The closing themes of the former president’s campaign at a rally in Lititz in the battleground state of Pennsylvania brought him full circle with his 2016 campaign that went after the news media and his 2020 campaign that was defined by his attempts to overturn the result.
Trump stayed on message for the first part of his remarks but could not resist reverting to resentments he has held on to for years, describing Democrats as demonic and lamenting the 2020 election – an issue that polls badly and his aides privately said they thought he had been convinced to drop.
“We had the safest border in the history of our country the day that I left,” Trump said. “I shouldn’t have left, I mean honestly, we did so well, we had such a great – ” he said before abruptly cutting himself off.
The remark reflected what Trump told aides and allies in the aftermath of his 2020 election defeat, a loss he has never conceded, and how he sat in at least one meeting at the end of his first term where he mused about refusing to leave the White House, a person familiar with the matter said.
Trump at one point also praised himself for going off-script, a startling moment that reflects how he has become increasingly uninhibited, perhaps as the fatigue of doing multiple rallies a day has inexorably taken its toll.
Once Trump started on the 2020 election, he could not stop. He revived debunked conspiracy theories from 2020 and suggested anew that voting machines would be hacked, and efforts to extend polling hours in Pennsylvania – what his own team has pushed for – amounted to fraud.
Trump also spent time at the rally lashing out at a series of recent polls, notably a Des Moines Register poll in Iowa that put him three points behind Harris. Harris is universally not expected to win Iowa, but it could be indicative of her momentum in the final days.
“You really do inflict damage, like you do with this person in Iowa,” Trump said of the Selzer poll done for the Des Moines Register on Saturday. “It is called suppression. They suppress. And it actually should be illegal.”
The Guardian has reported that Trump’s aides are bullish on his chances, even though they concede they have no real idea how must-win states like Pennsylvania will break on election day.
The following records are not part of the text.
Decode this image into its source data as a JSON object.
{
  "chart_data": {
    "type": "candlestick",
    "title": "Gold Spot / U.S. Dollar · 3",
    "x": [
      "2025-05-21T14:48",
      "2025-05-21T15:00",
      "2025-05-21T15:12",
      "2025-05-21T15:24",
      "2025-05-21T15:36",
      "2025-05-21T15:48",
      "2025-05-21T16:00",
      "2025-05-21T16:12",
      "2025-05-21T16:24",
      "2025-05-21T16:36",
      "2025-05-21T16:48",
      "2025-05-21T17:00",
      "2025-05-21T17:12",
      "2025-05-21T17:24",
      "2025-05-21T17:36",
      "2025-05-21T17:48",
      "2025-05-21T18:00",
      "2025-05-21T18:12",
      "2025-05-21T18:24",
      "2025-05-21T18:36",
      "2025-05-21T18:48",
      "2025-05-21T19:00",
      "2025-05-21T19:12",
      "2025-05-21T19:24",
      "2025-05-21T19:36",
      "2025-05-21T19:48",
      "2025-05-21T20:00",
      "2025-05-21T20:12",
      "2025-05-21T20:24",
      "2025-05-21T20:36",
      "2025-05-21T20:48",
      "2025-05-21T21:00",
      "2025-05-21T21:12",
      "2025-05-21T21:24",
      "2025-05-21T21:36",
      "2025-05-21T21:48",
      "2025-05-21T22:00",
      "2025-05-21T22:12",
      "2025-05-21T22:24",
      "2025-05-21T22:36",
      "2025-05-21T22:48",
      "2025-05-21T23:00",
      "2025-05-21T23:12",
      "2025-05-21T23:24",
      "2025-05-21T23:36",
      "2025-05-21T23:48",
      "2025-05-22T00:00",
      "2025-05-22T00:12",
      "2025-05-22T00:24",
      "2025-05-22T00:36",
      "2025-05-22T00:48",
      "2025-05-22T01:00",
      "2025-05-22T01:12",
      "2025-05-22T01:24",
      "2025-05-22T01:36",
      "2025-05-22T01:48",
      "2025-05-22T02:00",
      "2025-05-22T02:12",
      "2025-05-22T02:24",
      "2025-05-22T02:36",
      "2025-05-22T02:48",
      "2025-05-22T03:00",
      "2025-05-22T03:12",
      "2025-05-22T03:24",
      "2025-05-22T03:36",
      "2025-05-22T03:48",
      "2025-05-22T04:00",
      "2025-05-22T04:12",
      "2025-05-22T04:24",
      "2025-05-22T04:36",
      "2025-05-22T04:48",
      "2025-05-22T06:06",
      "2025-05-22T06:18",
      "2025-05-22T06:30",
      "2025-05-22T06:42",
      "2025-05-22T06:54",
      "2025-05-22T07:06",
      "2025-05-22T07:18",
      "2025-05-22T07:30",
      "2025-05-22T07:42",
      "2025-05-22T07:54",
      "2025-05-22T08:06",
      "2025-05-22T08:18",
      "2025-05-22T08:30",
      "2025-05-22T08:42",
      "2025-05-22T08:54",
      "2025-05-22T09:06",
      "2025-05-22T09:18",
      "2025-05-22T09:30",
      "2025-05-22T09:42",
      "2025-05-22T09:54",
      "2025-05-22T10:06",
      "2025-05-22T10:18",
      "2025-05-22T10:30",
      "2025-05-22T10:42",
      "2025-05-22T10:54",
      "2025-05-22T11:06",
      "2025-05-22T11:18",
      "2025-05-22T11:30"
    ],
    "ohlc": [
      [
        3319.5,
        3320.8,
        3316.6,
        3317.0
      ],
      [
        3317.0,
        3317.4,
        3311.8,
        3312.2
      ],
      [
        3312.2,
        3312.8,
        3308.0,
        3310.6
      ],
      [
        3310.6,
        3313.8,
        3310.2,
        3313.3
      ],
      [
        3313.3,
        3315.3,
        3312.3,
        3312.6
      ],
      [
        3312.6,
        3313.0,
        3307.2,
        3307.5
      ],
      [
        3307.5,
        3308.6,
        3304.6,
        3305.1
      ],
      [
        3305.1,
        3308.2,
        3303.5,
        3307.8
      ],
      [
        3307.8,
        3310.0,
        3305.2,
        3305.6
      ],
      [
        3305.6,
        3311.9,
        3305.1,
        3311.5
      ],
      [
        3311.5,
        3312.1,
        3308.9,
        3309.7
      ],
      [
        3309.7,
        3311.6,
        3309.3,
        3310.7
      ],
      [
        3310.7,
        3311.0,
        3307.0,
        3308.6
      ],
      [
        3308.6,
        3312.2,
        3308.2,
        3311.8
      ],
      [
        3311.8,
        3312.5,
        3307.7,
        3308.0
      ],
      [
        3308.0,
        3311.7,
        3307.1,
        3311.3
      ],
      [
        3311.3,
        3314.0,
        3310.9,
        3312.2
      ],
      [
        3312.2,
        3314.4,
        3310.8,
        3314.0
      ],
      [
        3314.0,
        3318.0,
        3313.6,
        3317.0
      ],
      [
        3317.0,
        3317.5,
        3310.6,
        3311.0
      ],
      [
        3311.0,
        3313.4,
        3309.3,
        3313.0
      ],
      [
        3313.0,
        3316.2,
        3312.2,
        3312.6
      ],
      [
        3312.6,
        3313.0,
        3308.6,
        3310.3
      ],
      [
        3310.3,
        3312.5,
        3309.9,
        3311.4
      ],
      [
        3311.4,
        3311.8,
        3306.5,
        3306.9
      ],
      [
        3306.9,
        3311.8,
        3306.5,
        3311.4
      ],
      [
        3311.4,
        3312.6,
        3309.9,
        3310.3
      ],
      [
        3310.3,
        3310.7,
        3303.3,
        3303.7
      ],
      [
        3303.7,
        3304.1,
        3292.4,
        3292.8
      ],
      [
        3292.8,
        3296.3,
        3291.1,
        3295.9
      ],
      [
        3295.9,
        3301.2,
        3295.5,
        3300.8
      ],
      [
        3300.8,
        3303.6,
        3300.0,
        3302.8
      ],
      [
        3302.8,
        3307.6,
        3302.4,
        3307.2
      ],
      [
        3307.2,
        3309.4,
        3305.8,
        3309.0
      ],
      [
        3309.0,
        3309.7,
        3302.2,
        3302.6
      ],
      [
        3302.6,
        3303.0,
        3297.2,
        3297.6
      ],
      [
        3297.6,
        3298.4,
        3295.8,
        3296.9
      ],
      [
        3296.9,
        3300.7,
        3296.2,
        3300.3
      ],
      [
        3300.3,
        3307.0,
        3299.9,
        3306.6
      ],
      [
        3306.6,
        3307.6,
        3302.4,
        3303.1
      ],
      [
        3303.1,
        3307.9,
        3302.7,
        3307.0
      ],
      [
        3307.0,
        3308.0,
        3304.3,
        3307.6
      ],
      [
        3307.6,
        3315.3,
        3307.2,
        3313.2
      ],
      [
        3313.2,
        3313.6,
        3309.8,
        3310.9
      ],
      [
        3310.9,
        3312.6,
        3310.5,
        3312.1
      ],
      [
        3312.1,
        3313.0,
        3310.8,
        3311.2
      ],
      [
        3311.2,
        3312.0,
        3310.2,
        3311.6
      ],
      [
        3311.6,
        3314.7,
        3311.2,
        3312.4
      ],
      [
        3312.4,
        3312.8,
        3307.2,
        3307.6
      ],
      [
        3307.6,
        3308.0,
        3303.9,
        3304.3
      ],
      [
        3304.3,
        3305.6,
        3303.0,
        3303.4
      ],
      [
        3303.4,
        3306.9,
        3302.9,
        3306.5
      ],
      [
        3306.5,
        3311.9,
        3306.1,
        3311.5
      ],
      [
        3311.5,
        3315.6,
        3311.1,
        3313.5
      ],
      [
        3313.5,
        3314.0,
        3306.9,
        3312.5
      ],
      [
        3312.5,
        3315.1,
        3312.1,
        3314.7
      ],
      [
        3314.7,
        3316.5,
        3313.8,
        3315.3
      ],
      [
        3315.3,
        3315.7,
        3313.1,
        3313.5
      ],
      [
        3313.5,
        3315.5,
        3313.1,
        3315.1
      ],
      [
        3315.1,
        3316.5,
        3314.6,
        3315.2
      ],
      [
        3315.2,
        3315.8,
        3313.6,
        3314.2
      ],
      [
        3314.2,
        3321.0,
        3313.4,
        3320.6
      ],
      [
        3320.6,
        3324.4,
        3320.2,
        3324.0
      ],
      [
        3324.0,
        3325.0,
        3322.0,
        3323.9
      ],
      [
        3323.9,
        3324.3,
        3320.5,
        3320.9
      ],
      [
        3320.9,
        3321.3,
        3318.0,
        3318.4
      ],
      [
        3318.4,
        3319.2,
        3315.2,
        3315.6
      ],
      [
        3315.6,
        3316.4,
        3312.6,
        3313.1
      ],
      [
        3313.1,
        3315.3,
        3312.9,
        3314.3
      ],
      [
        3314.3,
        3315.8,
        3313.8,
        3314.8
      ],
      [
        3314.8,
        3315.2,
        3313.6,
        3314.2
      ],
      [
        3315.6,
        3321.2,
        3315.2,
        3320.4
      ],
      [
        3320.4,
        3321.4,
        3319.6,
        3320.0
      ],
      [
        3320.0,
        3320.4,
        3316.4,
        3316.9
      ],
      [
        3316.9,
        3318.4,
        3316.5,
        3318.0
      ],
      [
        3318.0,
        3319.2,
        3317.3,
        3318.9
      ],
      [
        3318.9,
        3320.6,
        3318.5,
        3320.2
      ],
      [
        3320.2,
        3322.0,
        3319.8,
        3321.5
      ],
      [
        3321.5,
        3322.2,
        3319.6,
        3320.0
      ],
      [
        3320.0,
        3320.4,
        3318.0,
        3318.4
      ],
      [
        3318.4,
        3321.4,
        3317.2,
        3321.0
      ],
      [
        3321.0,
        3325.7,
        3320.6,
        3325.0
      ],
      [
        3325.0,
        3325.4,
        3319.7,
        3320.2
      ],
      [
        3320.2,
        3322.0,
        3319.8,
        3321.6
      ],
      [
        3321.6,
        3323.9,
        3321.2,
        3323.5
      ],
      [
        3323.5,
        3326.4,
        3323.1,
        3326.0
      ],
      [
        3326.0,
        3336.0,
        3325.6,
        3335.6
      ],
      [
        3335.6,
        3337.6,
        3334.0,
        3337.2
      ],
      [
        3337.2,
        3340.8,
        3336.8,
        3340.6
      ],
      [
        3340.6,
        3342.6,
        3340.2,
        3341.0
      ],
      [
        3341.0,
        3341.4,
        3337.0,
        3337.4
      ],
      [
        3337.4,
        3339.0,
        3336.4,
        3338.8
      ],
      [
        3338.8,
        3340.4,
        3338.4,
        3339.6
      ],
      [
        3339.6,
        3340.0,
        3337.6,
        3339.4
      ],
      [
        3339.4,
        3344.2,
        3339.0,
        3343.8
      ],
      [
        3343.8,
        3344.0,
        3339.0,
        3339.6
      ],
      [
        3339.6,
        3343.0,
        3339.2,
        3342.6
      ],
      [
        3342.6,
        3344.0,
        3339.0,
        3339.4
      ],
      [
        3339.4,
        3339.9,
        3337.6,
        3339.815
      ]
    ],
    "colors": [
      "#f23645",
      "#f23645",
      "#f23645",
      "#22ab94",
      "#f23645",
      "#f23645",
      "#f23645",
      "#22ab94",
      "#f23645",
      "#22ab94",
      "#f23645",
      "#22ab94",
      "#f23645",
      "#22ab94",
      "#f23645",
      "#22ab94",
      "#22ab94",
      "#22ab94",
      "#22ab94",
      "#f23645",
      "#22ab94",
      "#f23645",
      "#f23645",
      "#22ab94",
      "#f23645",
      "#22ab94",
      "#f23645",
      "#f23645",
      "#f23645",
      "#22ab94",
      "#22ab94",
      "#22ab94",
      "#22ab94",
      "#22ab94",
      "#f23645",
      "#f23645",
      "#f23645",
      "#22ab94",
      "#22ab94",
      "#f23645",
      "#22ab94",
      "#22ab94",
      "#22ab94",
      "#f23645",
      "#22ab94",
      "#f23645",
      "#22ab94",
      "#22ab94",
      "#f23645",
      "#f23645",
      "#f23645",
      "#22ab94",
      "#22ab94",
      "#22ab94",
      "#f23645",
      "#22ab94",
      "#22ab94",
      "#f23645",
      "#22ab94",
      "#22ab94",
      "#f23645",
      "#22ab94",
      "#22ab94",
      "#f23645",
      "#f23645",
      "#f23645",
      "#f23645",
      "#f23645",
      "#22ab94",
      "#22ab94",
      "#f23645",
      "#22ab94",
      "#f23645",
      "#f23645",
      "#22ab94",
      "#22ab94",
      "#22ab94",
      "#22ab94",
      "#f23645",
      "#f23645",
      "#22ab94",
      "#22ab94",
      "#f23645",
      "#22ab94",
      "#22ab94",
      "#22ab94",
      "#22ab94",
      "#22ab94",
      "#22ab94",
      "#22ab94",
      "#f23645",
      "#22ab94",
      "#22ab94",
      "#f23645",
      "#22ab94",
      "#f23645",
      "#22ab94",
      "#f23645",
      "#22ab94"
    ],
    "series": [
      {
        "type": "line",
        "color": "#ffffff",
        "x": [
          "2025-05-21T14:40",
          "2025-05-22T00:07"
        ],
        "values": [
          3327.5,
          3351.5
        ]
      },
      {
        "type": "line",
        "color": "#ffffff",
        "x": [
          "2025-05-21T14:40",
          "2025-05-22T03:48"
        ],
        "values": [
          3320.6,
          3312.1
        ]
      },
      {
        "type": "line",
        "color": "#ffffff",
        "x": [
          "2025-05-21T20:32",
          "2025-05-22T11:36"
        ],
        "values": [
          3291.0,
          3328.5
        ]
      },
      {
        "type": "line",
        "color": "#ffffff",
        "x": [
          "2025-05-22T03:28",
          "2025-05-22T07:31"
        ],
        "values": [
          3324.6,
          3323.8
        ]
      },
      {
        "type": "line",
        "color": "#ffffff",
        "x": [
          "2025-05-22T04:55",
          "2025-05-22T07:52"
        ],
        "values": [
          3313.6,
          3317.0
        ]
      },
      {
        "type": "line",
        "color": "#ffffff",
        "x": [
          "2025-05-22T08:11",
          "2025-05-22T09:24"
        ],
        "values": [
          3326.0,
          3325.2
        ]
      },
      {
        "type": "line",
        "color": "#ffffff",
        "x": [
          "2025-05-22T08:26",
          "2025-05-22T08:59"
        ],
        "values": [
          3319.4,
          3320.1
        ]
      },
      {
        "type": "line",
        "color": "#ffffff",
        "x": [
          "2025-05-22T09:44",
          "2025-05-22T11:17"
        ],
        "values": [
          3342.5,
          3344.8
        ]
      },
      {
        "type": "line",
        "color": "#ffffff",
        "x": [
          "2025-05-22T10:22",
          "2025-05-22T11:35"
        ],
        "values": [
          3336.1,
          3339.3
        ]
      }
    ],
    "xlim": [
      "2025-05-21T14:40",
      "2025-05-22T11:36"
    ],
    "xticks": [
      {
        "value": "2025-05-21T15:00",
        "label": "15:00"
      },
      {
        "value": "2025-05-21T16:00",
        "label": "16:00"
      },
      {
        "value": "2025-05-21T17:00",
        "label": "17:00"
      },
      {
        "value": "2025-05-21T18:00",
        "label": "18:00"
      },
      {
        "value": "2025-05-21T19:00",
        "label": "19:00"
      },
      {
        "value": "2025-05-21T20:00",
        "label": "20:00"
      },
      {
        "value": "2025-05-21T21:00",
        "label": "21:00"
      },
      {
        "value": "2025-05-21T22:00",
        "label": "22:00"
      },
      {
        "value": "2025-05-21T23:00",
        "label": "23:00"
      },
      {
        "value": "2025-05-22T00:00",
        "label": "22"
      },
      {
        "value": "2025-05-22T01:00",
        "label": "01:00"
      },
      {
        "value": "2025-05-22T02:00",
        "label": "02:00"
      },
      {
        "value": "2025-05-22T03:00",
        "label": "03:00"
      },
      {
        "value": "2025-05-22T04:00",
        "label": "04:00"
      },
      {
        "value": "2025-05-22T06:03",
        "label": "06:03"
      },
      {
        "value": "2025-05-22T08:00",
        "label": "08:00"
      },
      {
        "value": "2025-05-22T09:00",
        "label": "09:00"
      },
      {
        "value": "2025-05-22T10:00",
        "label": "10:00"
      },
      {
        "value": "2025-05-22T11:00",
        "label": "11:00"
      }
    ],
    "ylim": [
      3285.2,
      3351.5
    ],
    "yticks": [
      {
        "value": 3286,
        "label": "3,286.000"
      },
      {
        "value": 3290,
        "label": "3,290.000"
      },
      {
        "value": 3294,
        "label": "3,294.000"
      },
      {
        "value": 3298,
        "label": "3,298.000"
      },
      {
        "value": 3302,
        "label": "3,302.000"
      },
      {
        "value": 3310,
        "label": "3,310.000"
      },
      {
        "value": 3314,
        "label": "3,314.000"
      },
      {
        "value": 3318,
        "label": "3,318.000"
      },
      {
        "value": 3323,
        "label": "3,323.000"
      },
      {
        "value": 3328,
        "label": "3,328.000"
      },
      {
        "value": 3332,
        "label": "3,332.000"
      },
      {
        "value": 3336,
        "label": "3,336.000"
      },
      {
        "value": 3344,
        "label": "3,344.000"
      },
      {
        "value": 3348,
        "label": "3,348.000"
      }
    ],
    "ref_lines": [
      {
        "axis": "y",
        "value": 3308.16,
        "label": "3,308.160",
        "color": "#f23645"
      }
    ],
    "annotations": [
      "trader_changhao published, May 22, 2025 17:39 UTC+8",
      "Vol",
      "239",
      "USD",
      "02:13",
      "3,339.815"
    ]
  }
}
Part of the confidence is coming from internal polls that has Trump possibly winning five out of seven battlegrounds.
The trail of grievances extended to reviving an old favorite that he debuted when he was in office: castigating the news media and suggesting that he would have no concerns about reporters being shot at if there were another assassination attempt against him.
“To get to me, somebody would have to shoot through fake news, and I don’t mind that much, because, I don’t mind. I don’t mind,” Trump said from behind panes of bulletproof glass, as some supporters in the crowd laughed and jeered.
Hours after the rally, as Trump traveled to Kinston, North Carolina, for his second of three campaign stops of the day, Trump’s communications director, Steven Cheung, claimed in a statement that the comments were supposedly an effort to look out for the welfare of the news media.
“President Trump was brilliantly talking about the two assassination attempts on his own life, including one that came within 1/4 of an inch from killing him, something that the media constantly talks and jokes about,” the statement said.
“President Trump was stating that the media was in danger, in that they were protecting him and, therefore, were in great danger themselves, and should have had a glass protective shield, also. There can be no other interpretation of what was said,” it said.